The effect of the surveillance component of Project Green Light is particularly difficult to measure because the program includes a number of variables that have been shown to drive down crime on their own. Green Light participants are required to have adequate lighting. They also receive regular police visits and have all their emergency calls automatically elevated to priority 1 status.

Michigan State University researchers, who are examining the program in its totality, have preliminarily found that Project Green Light is responsible for a small to moderate decrease in property crimes at partner locations, and that its impact on violent crime is unclear. The improvements, however, cannot be attributed to the cameras directly, researchers say.

No Proof of Violent Crime Drop

“There's a lot of evidence that the police department is stepping up police patrols around these businesses,” says Giovanni Circo, an assistant professor at the University of New Haven and co-investigator on the MSU study. “The key question is, is Project Green Light reducing violent crime? And at this point, based on the first 86 or 87 business partners we examined, we don't have a lot of evidence to suggest there's been a decrease in violent crime and that’s actually consistent with a lot of studies that have looked at closed circuit TV cameras and their effects on violent crime.”

The city hopes the traffic surveillance cameras — which won't come with the added public safety benefits businesses get — will not only deter crime, but help catch criminals. At a news conference announcing the 500th Green Light partner, it pointed to three instances in the past year when the high-def footage from Green Light cameras helped identify and locate suspects.

It’s not clear how frequently this happens, however. When pressed by Deadline Detroit last week on how many crimes Project Green Light has helped solve, Detroit Police Chief James Craig could only say it was "definitely not hundreds.”

The lack of conclusive evidence around Green Light's benefits has prompted civil liberties advocates and now Detroit city councilmembers to question whether the program is worth the public cost. More than $8 million in public money has already been spent on the program, in addition to the $4,000 to $6,000 plus monthly fees that each business pays to participate. 

Some residents also fear for their privacy.

Councilmembers Raquel Castaneda-Lopez and Mary Sheffield expressed skepticism over the surveillance program during Duggan's budget address this month, citing the possible consequences for communities of color. For example, the cameras are equipped with facial recognition technology, which has been shown to disproportionately misidentify brown people.

“We know nationally that simply adding cameras doesn’t necessarily statistically reduce crimes if you factor in everything else, and my big concern is we have already got complaints from folks in the immigrant community and the Latino and African-American community of feeling the sense of being over [surveilled],” Castaneda-Lopez told Duggan. “If you look at studies done nationally by the ACLU, there tends to be an abuse of [surveillance technology] if there’s not clear legislative guidelines about how that information can be used.”

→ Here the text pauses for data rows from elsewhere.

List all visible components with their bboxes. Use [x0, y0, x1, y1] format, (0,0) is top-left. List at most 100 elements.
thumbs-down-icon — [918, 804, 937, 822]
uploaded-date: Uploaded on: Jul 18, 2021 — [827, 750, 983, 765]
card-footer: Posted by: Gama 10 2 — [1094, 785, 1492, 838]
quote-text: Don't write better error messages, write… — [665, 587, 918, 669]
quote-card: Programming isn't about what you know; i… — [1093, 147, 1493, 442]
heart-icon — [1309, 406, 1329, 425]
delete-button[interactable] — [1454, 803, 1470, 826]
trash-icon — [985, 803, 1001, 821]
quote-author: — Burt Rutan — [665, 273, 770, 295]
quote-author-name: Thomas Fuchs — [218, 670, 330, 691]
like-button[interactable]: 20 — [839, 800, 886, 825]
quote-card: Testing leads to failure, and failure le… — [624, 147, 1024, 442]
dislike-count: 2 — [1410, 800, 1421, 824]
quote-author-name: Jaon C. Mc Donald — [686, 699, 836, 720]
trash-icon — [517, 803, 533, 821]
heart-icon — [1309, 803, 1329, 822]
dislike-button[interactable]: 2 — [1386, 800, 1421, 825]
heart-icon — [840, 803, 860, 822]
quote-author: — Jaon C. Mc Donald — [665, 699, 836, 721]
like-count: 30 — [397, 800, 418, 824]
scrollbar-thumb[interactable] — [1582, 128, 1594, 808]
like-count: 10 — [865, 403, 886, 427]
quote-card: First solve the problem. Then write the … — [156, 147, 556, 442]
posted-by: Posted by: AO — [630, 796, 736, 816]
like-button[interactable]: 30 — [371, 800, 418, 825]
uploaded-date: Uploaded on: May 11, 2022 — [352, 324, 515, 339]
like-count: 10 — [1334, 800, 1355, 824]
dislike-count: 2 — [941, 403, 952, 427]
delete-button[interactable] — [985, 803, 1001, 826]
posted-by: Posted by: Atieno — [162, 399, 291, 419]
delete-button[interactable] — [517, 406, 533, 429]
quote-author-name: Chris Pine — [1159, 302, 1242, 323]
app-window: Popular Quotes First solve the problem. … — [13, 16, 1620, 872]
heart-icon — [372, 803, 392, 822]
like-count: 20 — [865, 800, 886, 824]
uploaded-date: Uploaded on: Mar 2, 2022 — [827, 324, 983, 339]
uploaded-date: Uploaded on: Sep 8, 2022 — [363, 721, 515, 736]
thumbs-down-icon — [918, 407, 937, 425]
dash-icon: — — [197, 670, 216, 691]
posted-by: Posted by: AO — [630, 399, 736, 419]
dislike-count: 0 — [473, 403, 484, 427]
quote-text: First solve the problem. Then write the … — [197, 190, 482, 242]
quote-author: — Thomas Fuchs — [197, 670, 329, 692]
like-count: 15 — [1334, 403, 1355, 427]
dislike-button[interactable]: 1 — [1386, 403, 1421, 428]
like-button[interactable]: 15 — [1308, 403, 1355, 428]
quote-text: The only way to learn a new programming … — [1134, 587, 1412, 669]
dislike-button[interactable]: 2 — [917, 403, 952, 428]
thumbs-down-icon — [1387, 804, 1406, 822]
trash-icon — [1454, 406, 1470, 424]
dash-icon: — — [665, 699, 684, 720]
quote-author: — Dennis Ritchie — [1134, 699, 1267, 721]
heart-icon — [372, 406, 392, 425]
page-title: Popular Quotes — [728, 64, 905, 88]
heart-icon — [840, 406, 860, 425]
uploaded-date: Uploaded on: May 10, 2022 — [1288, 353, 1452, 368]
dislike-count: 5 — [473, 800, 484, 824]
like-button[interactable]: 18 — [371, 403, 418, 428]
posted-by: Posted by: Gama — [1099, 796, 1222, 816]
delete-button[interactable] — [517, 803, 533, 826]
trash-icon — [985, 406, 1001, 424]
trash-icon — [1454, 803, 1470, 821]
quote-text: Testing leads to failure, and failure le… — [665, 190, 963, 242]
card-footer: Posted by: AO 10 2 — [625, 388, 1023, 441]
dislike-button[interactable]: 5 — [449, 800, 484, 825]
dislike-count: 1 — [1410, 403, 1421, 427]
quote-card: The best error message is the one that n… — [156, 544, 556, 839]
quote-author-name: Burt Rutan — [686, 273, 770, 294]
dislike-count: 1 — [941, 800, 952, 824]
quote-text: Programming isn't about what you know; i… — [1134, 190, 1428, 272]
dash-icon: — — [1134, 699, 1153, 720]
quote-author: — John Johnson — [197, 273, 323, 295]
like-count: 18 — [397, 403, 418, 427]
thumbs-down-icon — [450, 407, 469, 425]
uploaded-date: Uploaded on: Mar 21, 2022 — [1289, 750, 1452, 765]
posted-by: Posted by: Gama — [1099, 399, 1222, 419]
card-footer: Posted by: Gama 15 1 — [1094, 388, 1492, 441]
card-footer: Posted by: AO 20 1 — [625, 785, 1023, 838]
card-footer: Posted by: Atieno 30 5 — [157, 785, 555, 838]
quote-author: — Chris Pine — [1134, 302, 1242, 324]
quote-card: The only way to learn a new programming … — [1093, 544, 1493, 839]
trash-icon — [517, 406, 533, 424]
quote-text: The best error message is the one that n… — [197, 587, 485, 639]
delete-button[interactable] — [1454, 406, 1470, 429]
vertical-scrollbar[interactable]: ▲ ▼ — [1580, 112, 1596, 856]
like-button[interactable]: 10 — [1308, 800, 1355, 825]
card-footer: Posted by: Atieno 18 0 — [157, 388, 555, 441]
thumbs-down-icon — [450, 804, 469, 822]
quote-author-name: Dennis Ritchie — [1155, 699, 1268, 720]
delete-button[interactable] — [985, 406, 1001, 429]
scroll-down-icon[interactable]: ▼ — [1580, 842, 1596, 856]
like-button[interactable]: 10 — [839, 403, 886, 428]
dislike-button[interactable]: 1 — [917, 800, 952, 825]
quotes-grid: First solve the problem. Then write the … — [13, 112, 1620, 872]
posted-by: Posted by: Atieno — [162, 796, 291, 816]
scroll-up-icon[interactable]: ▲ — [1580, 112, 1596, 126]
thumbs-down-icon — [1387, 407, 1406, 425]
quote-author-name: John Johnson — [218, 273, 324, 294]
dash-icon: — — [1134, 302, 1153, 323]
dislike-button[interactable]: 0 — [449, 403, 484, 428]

Restraints on access and storage

Sheffield is putting together a proposal to limit who can access the footage and how long it's stored. The city says so far only the Detroit Police Department is using it, and Project Green Light's memorandum of understanding with its business partners suggests the footage is stored for 30 days.

But the public investment could be worth it, Circo says, if the technology helps catch high-level serial offenders.

“If Project Green Light helps solve really serious crimes as opposed to minor thefts, then that’s potentially something really valuable,” he says. “The research shows that a large proportion of crimes are committed by a small number of people, so if you can ID serial offenders and get them off the street that has potential cost saving attached to it.”

Of course, for that benefit to be determined, the public needs the appropriate data.

Detroit police asked Deadline Detroit to file a Freedom of Information Act request for the number of crimes Green Light has helped solve. We'll supply that information when and if it becomes available.